What’s normal?

In the last six months I’ve lost my grandma who I was really close to, my best friend had stage 3 cancer (she is recovering thankfully) and my aunty passed away just after Christmas after a long and sad illness.

Ever since I just feel like I can’t do things I enjoy, all I really do is watch Tv and sit on my phone. I don’t read or cook much, I have an art class and it’s a real struggle to leave the house for it, I have a yoga class each week and I barely manage to go. I’ve started leaving the house more for walks but I struggle to listen to music or podcasts. I used to enjoy photography and now I can’t be bothered. I also love holidays and exploring and travelling and I just simply can’t be bothered with planning or doing anything.

I struggle to make conversation with people, even those close to me. I’m usually relieved when social plans are over or I can cancel them. I oversleep, I hate having chats with people at work but I force myself, I’d rather just be left alone. I am always tired or rundown and my body aches. I just feel really crappy in myself.

I’m really withdrawn from my romantic relationship and close friendships. I don’t want them to not be there I just feel insecure and I rarely feel any sexual desire with my boyfriend. I feel gross in myself and unhealthy.

I think I’m just really numb and feel crap and maybe am depressed. I guess I don’t know how much of this is normal.

I’ve never felt like this much before. I feel like my mind is so busy but it is also so empty.

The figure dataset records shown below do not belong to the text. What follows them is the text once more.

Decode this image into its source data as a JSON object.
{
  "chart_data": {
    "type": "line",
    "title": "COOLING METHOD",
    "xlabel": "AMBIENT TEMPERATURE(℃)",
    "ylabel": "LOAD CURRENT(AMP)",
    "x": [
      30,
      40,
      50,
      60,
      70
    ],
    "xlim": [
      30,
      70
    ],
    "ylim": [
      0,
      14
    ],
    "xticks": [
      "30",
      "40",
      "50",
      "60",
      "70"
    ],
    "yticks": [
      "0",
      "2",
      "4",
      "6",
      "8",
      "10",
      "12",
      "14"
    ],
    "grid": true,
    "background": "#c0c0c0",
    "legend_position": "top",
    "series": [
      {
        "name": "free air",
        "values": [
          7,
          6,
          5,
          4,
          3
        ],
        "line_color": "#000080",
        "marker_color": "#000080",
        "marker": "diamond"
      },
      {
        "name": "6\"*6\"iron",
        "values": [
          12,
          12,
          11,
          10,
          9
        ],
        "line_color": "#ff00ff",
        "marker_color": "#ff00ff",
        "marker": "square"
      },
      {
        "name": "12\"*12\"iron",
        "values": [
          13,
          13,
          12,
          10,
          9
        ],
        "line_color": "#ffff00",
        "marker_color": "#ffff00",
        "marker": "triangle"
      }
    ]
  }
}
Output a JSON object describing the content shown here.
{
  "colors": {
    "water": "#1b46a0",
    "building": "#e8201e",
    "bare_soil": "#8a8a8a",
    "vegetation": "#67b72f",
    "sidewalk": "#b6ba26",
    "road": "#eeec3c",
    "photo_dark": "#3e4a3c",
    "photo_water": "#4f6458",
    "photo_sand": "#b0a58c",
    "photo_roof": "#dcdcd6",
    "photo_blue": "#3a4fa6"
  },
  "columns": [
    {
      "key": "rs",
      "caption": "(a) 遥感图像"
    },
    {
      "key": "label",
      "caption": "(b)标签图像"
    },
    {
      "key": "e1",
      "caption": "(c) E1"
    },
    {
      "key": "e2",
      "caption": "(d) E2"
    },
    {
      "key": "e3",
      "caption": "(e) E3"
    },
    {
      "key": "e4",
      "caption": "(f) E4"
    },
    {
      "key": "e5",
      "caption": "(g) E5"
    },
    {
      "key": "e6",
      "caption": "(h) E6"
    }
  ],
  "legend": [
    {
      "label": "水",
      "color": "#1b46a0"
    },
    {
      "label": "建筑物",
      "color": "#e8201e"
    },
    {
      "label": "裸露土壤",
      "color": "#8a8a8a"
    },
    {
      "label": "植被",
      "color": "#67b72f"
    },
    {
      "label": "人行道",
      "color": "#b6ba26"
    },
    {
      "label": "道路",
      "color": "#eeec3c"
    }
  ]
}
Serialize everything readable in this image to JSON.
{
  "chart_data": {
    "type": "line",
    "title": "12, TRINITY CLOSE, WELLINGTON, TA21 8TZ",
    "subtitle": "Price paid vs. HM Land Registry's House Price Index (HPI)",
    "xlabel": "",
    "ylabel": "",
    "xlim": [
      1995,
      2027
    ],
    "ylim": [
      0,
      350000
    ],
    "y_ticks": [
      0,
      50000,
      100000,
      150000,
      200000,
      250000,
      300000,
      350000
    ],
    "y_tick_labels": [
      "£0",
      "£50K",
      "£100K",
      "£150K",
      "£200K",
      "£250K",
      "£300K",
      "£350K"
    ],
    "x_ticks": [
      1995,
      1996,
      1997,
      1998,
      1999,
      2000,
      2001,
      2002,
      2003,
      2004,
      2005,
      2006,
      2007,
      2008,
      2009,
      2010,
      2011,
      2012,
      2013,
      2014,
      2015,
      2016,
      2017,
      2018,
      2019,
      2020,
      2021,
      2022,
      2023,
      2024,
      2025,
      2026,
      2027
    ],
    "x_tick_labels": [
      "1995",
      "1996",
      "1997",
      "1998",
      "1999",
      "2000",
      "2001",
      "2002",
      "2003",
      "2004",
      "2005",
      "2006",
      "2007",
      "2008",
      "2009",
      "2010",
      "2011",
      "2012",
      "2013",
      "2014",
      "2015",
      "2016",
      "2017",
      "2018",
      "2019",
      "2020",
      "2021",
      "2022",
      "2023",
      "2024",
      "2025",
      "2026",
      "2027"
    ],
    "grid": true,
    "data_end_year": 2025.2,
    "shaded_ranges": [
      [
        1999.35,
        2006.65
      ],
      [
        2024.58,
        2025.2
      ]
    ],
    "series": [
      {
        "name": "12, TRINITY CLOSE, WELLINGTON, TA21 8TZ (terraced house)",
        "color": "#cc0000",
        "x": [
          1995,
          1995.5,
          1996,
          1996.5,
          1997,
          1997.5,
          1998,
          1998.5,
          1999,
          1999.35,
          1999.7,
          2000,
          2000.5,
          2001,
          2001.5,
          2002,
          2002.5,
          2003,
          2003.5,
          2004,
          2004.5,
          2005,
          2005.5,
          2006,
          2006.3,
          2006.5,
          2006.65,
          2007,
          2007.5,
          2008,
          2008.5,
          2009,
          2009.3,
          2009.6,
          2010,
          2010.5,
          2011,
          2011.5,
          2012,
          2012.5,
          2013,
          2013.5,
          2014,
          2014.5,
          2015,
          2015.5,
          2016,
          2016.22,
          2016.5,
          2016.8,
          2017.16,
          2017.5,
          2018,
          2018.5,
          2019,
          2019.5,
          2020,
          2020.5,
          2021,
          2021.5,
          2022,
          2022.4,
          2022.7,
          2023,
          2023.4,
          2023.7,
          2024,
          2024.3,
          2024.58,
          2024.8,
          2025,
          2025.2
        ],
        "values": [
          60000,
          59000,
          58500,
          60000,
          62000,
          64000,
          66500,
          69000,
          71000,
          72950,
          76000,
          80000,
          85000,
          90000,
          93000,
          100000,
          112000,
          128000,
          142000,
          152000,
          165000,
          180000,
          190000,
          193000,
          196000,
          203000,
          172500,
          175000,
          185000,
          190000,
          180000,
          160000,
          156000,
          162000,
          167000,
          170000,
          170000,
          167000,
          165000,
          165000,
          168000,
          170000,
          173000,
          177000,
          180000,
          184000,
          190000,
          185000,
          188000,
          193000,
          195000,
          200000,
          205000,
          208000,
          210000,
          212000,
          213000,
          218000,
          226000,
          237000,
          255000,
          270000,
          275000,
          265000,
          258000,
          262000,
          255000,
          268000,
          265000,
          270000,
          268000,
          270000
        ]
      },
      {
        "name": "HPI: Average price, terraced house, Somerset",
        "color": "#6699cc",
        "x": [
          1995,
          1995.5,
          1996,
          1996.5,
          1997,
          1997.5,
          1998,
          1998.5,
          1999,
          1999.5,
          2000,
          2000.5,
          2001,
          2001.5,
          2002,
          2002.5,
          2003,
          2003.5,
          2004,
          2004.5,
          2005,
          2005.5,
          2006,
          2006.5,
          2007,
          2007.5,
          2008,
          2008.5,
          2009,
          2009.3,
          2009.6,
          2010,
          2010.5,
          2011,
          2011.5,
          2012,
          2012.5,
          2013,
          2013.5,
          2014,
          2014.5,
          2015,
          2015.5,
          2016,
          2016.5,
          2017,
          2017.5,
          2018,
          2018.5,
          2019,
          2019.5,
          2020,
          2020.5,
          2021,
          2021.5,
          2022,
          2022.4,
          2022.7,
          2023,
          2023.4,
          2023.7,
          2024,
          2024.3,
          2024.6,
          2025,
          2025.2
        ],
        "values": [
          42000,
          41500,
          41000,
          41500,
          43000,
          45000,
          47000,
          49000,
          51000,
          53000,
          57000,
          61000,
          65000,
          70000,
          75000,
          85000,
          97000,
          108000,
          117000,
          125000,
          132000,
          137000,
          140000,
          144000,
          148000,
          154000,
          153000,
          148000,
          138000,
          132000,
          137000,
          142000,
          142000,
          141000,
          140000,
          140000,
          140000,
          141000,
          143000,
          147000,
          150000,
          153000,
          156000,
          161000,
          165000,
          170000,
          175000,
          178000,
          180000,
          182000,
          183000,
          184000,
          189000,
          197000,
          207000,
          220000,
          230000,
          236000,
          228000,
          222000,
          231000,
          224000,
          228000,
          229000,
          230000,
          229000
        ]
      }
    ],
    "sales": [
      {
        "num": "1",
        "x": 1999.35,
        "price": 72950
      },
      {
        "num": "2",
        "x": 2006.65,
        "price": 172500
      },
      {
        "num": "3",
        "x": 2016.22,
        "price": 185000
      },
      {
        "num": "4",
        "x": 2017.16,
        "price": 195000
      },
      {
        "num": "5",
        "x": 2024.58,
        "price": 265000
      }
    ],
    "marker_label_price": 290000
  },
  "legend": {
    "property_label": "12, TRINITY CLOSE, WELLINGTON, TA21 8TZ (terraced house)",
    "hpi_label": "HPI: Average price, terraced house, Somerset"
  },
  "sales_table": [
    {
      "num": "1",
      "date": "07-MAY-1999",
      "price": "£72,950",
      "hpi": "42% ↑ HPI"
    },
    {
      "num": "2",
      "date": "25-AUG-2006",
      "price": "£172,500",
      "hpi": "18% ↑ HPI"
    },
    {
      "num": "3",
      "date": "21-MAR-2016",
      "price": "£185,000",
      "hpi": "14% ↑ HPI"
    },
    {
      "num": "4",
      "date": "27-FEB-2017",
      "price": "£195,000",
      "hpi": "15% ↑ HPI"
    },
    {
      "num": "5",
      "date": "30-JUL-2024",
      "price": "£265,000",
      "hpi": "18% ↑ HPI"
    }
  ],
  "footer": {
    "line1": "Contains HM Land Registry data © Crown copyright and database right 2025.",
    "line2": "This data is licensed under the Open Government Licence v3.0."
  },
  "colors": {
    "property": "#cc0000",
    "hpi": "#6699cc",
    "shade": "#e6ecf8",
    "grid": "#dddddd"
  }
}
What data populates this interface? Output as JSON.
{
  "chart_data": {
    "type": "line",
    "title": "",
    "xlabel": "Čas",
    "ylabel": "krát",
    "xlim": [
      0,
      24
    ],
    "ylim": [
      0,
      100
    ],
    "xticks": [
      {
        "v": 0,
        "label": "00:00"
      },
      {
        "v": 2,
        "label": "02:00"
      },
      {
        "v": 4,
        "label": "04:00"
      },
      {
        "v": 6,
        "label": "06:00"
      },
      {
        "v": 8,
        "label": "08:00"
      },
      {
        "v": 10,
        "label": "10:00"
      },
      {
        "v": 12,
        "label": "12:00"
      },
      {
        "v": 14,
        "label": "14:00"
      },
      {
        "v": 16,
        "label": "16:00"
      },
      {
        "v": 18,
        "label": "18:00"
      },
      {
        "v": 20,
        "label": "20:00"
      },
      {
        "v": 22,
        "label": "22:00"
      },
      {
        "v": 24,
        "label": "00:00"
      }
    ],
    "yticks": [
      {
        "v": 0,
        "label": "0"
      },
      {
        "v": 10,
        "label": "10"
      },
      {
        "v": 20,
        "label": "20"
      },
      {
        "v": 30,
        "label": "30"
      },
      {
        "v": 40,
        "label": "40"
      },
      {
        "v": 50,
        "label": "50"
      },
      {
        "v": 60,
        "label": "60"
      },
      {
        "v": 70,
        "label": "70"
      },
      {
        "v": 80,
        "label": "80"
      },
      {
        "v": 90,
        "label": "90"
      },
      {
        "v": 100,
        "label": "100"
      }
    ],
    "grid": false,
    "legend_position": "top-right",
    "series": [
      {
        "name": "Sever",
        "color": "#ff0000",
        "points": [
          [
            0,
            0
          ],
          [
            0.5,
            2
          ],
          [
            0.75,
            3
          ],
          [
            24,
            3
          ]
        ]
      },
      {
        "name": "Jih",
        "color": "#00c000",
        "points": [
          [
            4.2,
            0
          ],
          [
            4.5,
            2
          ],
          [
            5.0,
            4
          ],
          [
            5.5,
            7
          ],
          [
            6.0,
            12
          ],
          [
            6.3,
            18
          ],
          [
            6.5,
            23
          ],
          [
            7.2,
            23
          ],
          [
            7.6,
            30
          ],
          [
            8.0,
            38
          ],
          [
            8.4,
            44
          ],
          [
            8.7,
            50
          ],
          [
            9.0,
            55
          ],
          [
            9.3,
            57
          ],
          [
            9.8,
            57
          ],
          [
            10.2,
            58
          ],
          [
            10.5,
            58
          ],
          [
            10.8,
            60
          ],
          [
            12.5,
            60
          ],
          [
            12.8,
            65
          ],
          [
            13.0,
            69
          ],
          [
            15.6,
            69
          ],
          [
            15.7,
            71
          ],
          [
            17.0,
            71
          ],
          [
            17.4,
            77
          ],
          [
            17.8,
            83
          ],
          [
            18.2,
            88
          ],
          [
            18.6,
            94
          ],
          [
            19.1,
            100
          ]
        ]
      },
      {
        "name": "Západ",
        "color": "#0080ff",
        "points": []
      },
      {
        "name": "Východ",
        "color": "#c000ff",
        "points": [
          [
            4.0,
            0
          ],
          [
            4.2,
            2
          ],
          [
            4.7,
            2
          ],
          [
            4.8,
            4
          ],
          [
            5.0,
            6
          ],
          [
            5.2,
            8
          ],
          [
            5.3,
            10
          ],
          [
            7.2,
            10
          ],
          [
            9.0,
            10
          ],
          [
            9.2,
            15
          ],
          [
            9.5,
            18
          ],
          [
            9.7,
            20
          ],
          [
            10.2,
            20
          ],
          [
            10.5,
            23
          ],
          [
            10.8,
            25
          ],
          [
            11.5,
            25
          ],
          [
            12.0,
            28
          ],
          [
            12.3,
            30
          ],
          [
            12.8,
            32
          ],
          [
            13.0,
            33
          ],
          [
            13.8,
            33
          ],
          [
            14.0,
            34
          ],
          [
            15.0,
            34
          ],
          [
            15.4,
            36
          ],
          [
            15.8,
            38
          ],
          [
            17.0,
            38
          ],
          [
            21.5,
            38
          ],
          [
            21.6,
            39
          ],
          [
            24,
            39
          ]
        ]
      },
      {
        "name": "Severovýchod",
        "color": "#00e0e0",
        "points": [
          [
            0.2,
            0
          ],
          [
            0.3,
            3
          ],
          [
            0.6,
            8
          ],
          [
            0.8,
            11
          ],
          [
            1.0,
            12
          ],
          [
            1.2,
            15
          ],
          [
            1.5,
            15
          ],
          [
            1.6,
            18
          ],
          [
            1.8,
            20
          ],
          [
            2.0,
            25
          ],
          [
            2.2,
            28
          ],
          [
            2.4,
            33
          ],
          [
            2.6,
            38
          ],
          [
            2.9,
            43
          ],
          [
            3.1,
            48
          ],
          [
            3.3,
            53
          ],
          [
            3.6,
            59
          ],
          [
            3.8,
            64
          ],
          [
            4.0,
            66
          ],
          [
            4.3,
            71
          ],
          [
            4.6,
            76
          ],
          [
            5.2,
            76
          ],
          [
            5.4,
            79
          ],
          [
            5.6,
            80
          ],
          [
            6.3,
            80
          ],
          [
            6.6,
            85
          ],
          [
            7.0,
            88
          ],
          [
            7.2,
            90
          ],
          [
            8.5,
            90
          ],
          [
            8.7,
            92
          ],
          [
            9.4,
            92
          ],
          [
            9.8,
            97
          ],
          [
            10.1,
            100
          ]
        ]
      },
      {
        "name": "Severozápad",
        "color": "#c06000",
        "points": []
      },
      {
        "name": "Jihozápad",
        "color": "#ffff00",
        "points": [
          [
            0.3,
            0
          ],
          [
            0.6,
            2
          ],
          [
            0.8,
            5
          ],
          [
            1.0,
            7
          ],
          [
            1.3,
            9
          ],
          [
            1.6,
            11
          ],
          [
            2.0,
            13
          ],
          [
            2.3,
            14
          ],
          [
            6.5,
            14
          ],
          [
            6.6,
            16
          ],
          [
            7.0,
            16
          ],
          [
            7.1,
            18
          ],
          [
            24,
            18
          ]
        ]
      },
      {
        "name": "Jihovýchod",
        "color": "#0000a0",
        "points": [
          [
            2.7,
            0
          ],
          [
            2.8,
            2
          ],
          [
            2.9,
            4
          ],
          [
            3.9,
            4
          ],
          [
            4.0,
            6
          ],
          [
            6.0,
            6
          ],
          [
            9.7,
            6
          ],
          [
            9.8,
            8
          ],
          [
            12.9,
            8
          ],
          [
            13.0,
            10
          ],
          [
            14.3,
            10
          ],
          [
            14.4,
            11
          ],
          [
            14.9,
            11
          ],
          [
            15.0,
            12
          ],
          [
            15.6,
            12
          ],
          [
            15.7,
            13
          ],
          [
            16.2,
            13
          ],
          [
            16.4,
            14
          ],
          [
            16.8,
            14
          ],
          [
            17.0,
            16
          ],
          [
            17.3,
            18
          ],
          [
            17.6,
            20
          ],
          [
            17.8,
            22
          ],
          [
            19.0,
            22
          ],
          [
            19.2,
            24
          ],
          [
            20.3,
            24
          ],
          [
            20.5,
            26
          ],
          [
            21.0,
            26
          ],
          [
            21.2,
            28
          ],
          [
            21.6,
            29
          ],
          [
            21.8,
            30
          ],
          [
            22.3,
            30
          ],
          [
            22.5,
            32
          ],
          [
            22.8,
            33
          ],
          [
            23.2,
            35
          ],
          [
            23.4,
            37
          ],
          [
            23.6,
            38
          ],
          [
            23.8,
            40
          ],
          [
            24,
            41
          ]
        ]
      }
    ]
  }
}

I tried to have a bereavement counselling session today but because I had another bereavement of my aunty since I applied they said I have to wait a few months for time to pass. I just want to feel better really.

Any things that helped other people and is this a normal experience?

1 Like

Hi mum died 22 March last year. i was ok at first, went to gigs, met friends etc. Then in November completely crashed. Barely got out of bed, lots to do but no motivation to do it and forget making a decision! I had my haircut my hairdresser asked how i wanted my fringe, told her i dont care if you shave it all off!! There were so many decisions and questions my brain froze and shut down. Take care, go easy on yourself. I have found this community helpful, hope you will too.

2 Likes

Thank you. I really appreciate your reply, it’s nice to know you aren’t alone in how you feel isn’t it. Hoping you’re doing ok

1 Like

Hi,

I lost my mum last November, and feel very similar to you, little to no motivation still. Would rather sit n the sofa all day in pjs than face the world!